Autrefois, beaucoup de prêtres se proposaient. "La plupart des gens ont conscience de contribuer à sauver des vies, certes d'une manière plus indirecte que le don d'organes", souligne Valérie Defaweux (ULg). Il n'y a ni limite d'âge, ni incompatibilité avec le don d'organes.

Concrètement, la volonté du donateur doit impérativement être consignée par écrit auprès de l'université définie par lui. Peu après le décès, son corps est véhiculé au service d'anatomie par les pompes funèbres, choisies – et rémunérées – par la famille.

Avant son utilisation (de quelques jours à plusieurs mois, et jusqu'à trois ans), le corps est conservé en chambre froide ou embaumé. Après utilisation, il est inhumé ou incinéré, comme l'impose la loi.

L'université est tenue de respecter les modalités concrètes choisies par la famille. Si celle-ci ne souhaite pas réveiller la peine du deuil, elle peut confier cette tâche au service universitaire.

"Un moment de rencontre avec des personnes"

Philippe Callot est étudiant en médecine de 3e année à l'UCL. Il préside le Conseil des étudiants du site universitaire de Woluwé. Sa première séance de dissection de corps humains remonte à l'année dernière.

En Marche : Avec le recul, comment jugez-vous ces travaux pratiques assez particuliers ?

Philippe Callot : Ils sont vraiment indispensables. Ils nous permettent de voir, sentir, palper un corps humain pour la première fois dans notre formation: un complément en trois dimensions nécessaire à ce que nous étudions dans les ouvrages.

Certes, il est un peu paradoxal que ce premier contact se fasse sur un corps mort. Mais ce toucher et cette palpation seront au cœur de notre pratique pendant toute notre vie professionnelle. Ils nous permettent de conceptualiser – et de bien retenir – la constitution du corps humain. La plus-value pédagogique est incontestable.

EM : Dans quelle atmosphère se déroulent-ils ?

Ph. C : J'utiliserais deux mots : respect et stress. "Respect", d'abord, car les organisateurs nous sensibilisent préalablement au geste gratuit des donateurs, de leur vivant. L'étudiant qui veut en savoir plus est invité à consulter, sur le Net, un document de nature religieuse et philosophique spécialement conçu à cette fin.

Personnellement, suite à cette sensibilisation, j'ai vécu ces travaux pratiques comme une rencontre avec des personnes à part entière. Elles sont, certes, anonymes et masquées (sauf pour les étudiants en dentisterie), mais elles portent les traces d'une histoire personnelle : tatouages, cicatrices, port d'un pacemaker, etc.

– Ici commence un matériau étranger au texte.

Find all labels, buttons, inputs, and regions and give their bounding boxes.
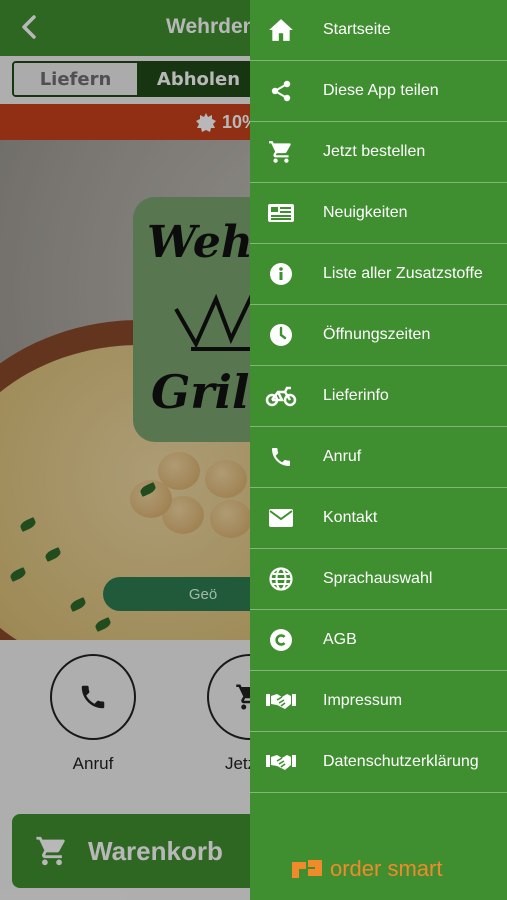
info-icon: [250, 244, 310, 305]
menu-item-news[interactable]: Neuigkeiten: [250, 183, 507, 244]
menu-item-contact[interactable]: Kontakt: [250, 488, 507, 549]
menu-item-startseite[interactable]: Startseite: [250, 0, 507, 61]
menu-item-privacy[interactable]: Datenschutzerklärung: [250, 732, 507, 793]
menu-item-additives[interactable]: Liste aller Zusatzstoffe: [250, 244, 507, 305]
globe-icon: [250, 549, 310, 610]
clock-icon: [250, 305, 310, 366]
menu-item-language[interactable]: Sprachauswahl: [250, 549, 507, 610]
menu-item-terms[interactable]: AGB: [250, 610, 507, 671]
share-icon: [250, 61, 310, 122]
envelope-icon: [250, 488, 310, 549]
menu-item-imprint[interactable]: Impressum: [250, 671, 507, 732]
order-smart-logo: order smart: [290, 856, 442, 882]
menu-item-call[interactable]: Anruf: [250, 427, 507, 488]
copyright-icon: [250, 610, 310, 671]
handshake-icon: [250, 732, 310, 793]
motorbike-icon: [250, 366, 310, 427]
home-icon: [250, 0, 310, 61]
phone-icon: [250, 427, 310, 488]
news-icon: [250, 183, 310, 244]
order-smart-mark-icon: [292, 860, 322, 878]
navigation-drawer: Startseite Diese App teilen Jetzt bestel…: [250, 0, 507, 900]
brand-text: order smart: [330, 856, 443, 881]
handshake-icon: [250, 671, 310, 732]
menu-item-opening-hours[interactable]: Öffnungszeiten: [250, 305, 507, 366]
menu-item-order-now[interactable]: Jetzt bestellen: [250, 122, 507, 183]
menu-item-share-app[interactable]: Diese App teilen: [250, 61, 507, 122]
cart-icon: [250, 122, 310, 183]
menu-item-delivery-info[interactable]: Lieferinfo: [250, 366, 507, 427]
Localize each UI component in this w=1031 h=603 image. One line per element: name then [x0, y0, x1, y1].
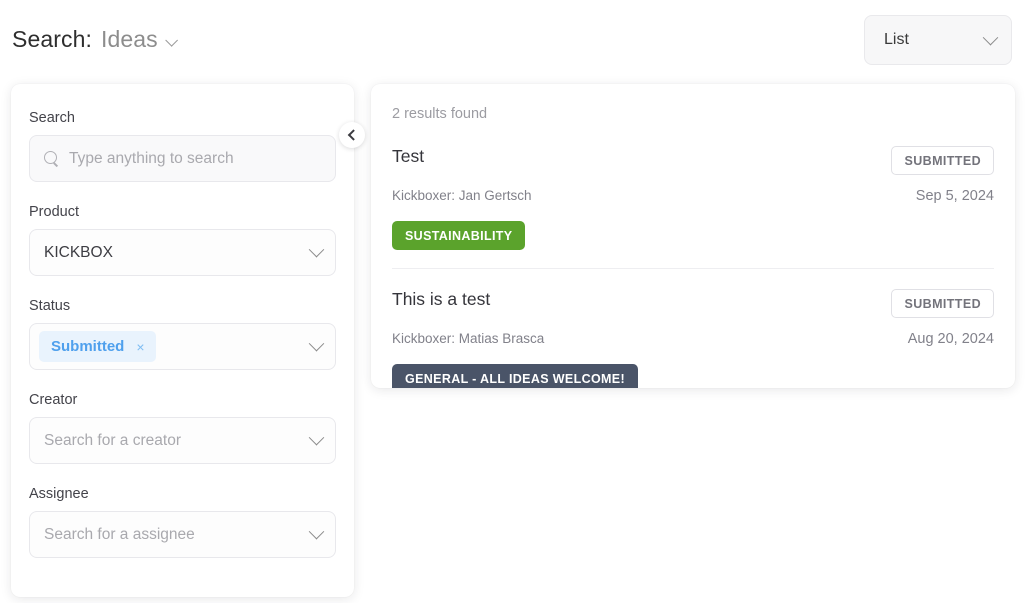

"Stress", ensuite, à double titre. D'abord, pour certains étudiants, il s'agit du premier contact avec la mort. Cette confrontation ne coule pas toujours de source. Ensuite, ces ateliers, uniques dans la formation, sont surveillés et cotés. Un évaluateur supervise le travail réalisé et nous questionne. Nous devons donc remplir des objectifs qui supposent un énorme effort de concentration et de précision sur un laps de temps assez réduit (cinq séances de quatre heures).

EM : La pénurie de corps disponibles pour ces travaux influence-telle l'apprentissage ?

Ph. C : La majorité des étudiants sont conscients de cette pénurie. Certains le sont moins. On le voit au fait que, n'ayant sans doute pas assez potassé leurs cours théoriques, ils tâtonnent et, peu sûrs d'eux, comptent sur l’aide des assistants et condisciples pour se rattraper. Les corps sont utilisés au maximum de ce qu'ils peuvent nous enseigner. Cela dit, je n'ai jamais assisté à des paroles ou des gestes déplacés.

EM : Chaque année, en novembre, l'UCL organise une cérémonie de rencontre entre les étudiants et les familles. Comment cela se passe-t-il ?

Ph. C : Les étudiants sont associés à sa préparation, c'est important. Il y a un petit discours de remerciement et d'hommage du professeur d’anatomie, également des chants et des lectures de textes. Tout est fait pour que circule un message de reconnaissance aux familles. Il ne faut pas être chrétien pour sentir que ce moment est solennel. Car nous, les étudiants, nous leur témoignons directement notre gratitude.

Et elles, de leur côté, sont aidées dans leur deuil par notre présence. Parfois, l'inhumation ou l'incinération n'a pas encore eu lieu. La cérémonie permet donc à toute cette petite communauté, réunie pour l'occasion, de rendre déjà une première forme d'hommage au défunt.